HEAL was pleased at funding announcements for a Canadian Mental Health Commission and the increase to the Canadian Social Transfer which will have a positive impact on post-secondary education, an important determinant of health. HEAL also viewed several other allocations as positive steps, including the modest allocation to Canadian Health Infoway to advance work on the Electronic Health Record (EHR), and additional, albeit also modest funding to the Canadian Institute for Health Information.

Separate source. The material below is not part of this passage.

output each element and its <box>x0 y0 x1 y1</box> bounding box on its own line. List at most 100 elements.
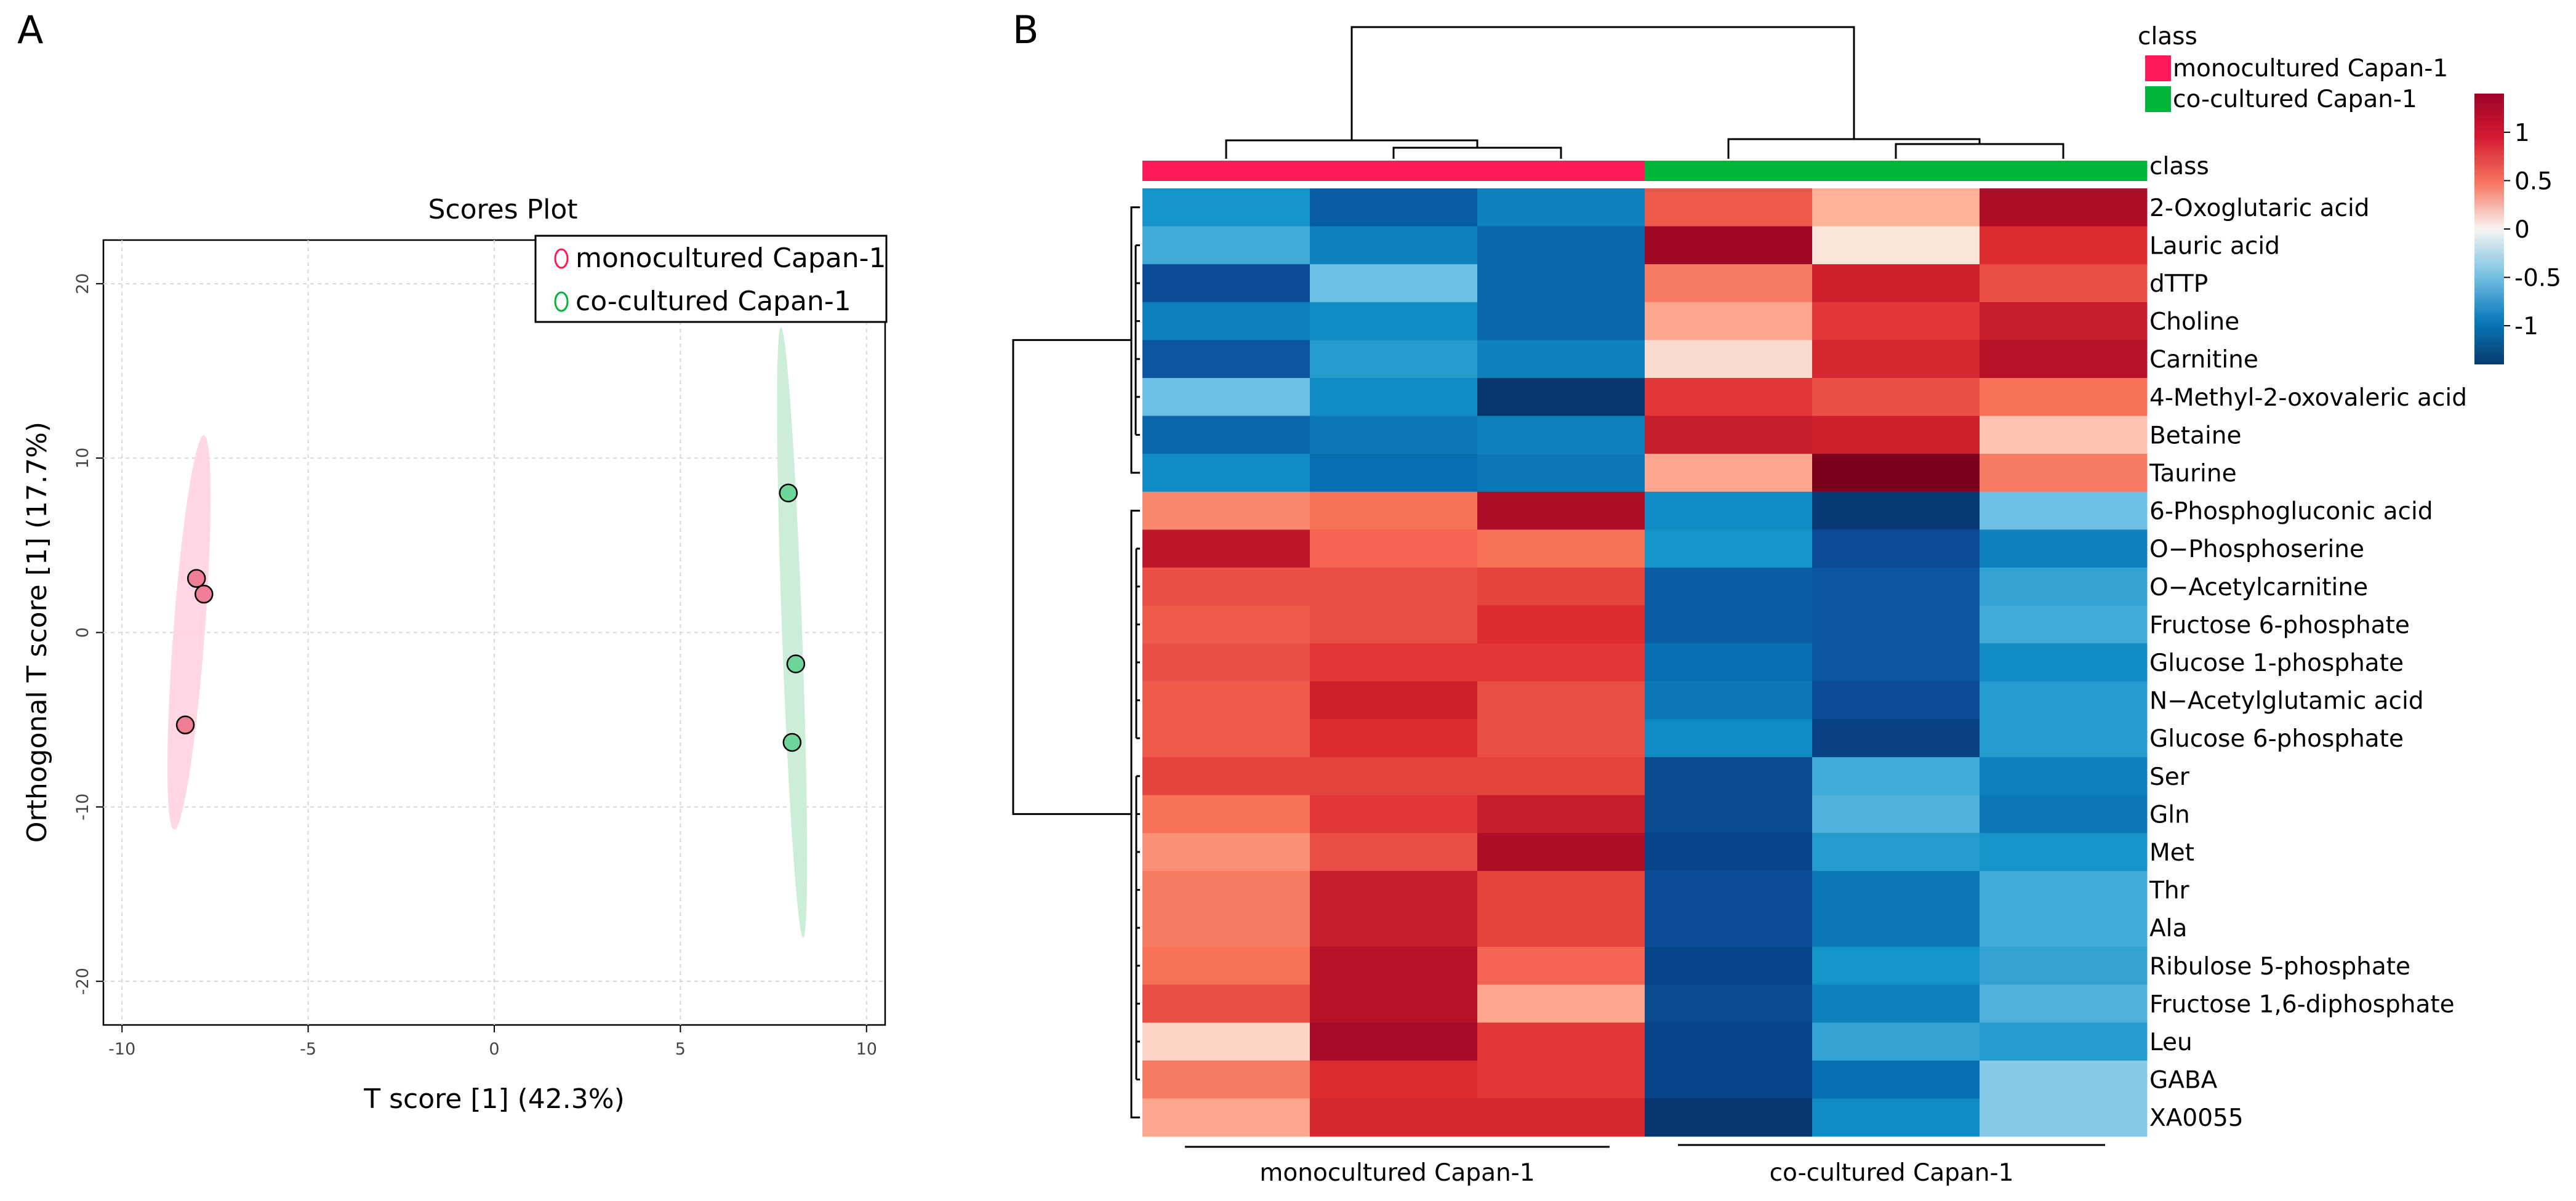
heatmap-cell <box>1645 340 1813 379</box>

However, HEAL particularly notes the lack of clearly identifiable funding for coordinated health human resource (HHR) planning. “Without the people – health providers – and investments in initiatives to support them, the success of all health efforts are in jeopardy.” explains Pamela Fralick, HEAL Chair and CEO of the Canadian Physiotherapy Association. “Canadians deserve a coordinated pan-Canadian approach to HHR. They want to see a seamless system – one which addresses priority issues such as self-sufficiency of providers and labour mobility concerns. Simply put, they want the right health provider at the right time in the right place.” Over the past two years, federal, provincial and territorial governments, in consultation with key stakeholders, have worked hard to create a pan-Canadian HHR strategy. Fralick reflected key HEAL concerns in the questions, “Where will the funding for these initiatives come from? Where is the coordinating mechanism which provides cohesion to the fragmented health initiatives reflected in today’s budget?”
HHR is a pan-Canadian issue – health providers move from province to territory to province – and this calls for appropriate leadership. While HEAL values the significant funding increases to health in recent years, and appreciates the progress made in various areas as a result, it is important that focus and direction are not allowed to falter. For example, while new funds were allocated to wait times initiatives – a positive move – guidelines to direct use of these funds, plus a commitment to ensure HHR issues are addressed at the same time, appear to be missing. Wait times have an integral link to HHR issues, and so both must be addressed to truly have an impact on Canadians’ access to priority health services. The budget reflects a lack of understanding that the job is not yet done. This is disappointing in light of past budgetary investments in primary health care, wait times and health human resources (HHR).
“On behalf of all Canadians, HEAL’s members want better guarantees for patient access to quality health services,” says Fralick. “HEAL brings these urgent health provider issues to Government in order to stimulate further debate and action on health for all Canadians.”
The Health Action Lobby (HEAL) is a coalition of 34 national health and consumer associations and organizations dedicated to protecting and strengthening Canada's health system. HEAL represents more than half a million providers and consumers of health care in Canada.